Australia’s Newest Deadly Creature: The Giant Stinging Tree

Most people are aware of the unique wildlife that inhabits Australia, from its adorable kangaroos and koalas to some of the world’s most venomous snakes and spiders. But recently, scientists have delved deeper into the secrets of what, upon first glance, looks like a harmless plant in the continent’s rainforests. The Australian stinging tree, also called the Gympie-Gympie tree, resembles any common shrub, even boasting welcoming, fuzzy green leaves that passersby are inclined to feel. But someone who so much as lays a finger on the plant would be injected with an extremely potent and painful toxin. In fact, what appears to be fuzz on the tree’s leaves is actually an array of poisonous needles ready to fire at the first touch. Centuries-old legends describe men being driven to insanity and horses jumping off cliffs after a prick of the tree’s needles. Reportedly, the toxin can remain in the body for several days, even months.

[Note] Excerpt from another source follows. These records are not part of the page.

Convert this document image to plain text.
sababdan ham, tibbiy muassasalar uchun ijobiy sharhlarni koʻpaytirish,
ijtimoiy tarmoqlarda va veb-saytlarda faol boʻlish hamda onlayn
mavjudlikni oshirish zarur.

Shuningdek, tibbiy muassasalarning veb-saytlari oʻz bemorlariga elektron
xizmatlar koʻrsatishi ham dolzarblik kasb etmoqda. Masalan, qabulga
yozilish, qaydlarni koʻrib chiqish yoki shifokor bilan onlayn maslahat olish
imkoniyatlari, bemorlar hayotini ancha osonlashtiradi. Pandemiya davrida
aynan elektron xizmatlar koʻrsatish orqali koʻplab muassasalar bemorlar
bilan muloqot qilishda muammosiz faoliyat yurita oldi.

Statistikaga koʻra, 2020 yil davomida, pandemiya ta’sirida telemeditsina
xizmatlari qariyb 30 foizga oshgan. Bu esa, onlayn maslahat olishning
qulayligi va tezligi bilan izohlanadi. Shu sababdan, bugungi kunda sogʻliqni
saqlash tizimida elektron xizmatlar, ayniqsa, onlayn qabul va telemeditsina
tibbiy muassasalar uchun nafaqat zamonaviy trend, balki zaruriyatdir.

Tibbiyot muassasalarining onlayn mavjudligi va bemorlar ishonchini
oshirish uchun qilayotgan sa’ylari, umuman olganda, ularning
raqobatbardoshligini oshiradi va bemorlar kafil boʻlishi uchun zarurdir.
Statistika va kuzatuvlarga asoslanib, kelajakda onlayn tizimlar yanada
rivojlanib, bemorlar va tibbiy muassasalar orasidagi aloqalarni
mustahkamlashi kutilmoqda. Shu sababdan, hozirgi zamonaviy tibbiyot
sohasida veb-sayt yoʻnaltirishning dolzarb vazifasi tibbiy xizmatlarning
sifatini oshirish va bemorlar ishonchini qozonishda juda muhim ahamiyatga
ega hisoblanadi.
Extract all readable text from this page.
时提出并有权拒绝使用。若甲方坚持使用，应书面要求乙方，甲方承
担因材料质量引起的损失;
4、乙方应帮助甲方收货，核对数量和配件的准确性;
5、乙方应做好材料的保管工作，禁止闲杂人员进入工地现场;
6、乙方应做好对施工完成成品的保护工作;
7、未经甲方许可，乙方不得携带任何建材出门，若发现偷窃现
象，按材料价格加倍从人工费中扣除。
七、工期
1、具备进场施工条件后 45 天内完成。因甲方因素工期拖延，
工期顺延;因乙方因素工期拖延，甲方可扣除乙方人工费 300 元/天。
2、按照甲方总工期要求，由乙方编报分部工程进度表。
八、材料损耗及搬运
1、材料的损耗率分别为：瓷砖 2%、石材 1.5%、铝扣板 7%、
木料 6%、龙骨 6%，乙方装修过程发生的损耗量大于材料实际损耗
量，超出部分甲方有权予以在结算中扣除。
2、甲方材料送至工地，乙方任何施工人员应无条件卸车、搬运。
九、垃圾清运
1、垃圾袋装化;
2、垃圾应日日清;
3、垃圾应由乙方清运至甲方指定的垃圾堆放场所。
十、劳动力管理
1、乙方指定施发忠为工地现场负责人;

A Gympie-Gympie sting initially feels like fire, then after a few hours, transitions to a searing and aching pain. And a final stage—allodynia—lasts for days after the sting, during which seemingly innocent activities like taking a shower reignites the pain.” In recent years, the Australian stinging tree has even been nicknamed “the suicide plant,” as no form of treatment is currently known to ease the pain. However, biologists led by Dr. Edward Gilding from the University of Queensland are hoping to study Gympie-Gympie toxins to develop a better understanding of the mechanisms by which they act, ultimately aiming to improve remedies. Through various experiments, the scientists analyzed the needle-like hairs of the plant, called trichomes. Prior research had indicated that the molecule called moroidin may have been causing the pain; however, in subsequent experiments, this theory was disproved. Later analyses of the genes in the stinging tree, as well as separation and synthesis of the components of the tree’s toxin, uncovered neurotoxins named gympietides.

Gympietides have been found to overload pain receptor cells, causing them to lose control in the production of pain-inducing signals. These signals are created by a stimulus that causes pain, which then induces electrical impulses that travel from neurons to the brain to indicate damage to body tissues. The toxin acts by latching onto these cells, stopping them from reverting to their original state. Because the gympietides have a stable structure, they can remain in the body for long periods without being broken down. The gympietides are also able to resist strong painkillers like morphine through suppression of bodily mechanisms that attempt to stop pain. By affecting ion channels in nerve cells, gympietides prevent them from closing like usual, causing the cell to be unable to stop the continuous pain. As stated in The Guardian, “The Australian stinging trees make a neurotoxin that resembles a venom in both its molecular structure and how it is deployed by injection.”

At the moment, scientists are still unsure of the best way to treat a Gympie-Gympie tree’s stings. Thus, they are working with environmentalists to put up warning signs around these trees. The signs inform passerby of the dangerous toxins these trees possess. As said in The New York Times, in the case of an accidental run-in with the stinging-tree, people who frequent these forests are arming themselves with respiratory protection, heavy-duty gloves, and fistfuls of antihistamines. While Dr. Gilding’s research sheds new light on the Australian giant stinging tree, it still has not uncovered all its secrets. For example, the team is unsure of the function of its toxin. While they theorize it was used to help dissuade herbivores from eating the plant, animals such as beetles and pademelons often consume the plant, spines included. In addition, the researchers suspect that gympietides are not the only contributing factor to the toxin’s potent and lasting sting, as well as its other symptoms such as chest pain and discomfort in extremities.

Dr. Gilding and his team’s research has barely scratched the surface of the Australian giant stinging tree’s mysteries and what makes its toxin so painful. They hold high hopes that their research will propel other research projects on gympietide antidotes. "By understanding how this toxin works, we hope to provide better treatment to those who have been stung by the plant, to ease or eliminate the pain," said Dr. Vetter, a pain researcher collaborating with Dr. Gilding.

Studying the toxins produced by venomous organisms may at first seem fruitless compared to researching climate change or searching for cancer treatments. However, it brings us closer to the biodiversity of our planet as we continue learning about the unique defense mechanisms organisms use to live through each day. Furthermore, it has the potential to help us further understand the pain and its causes, which in turn will allow for the development of more pain-relieving treatments in the near future.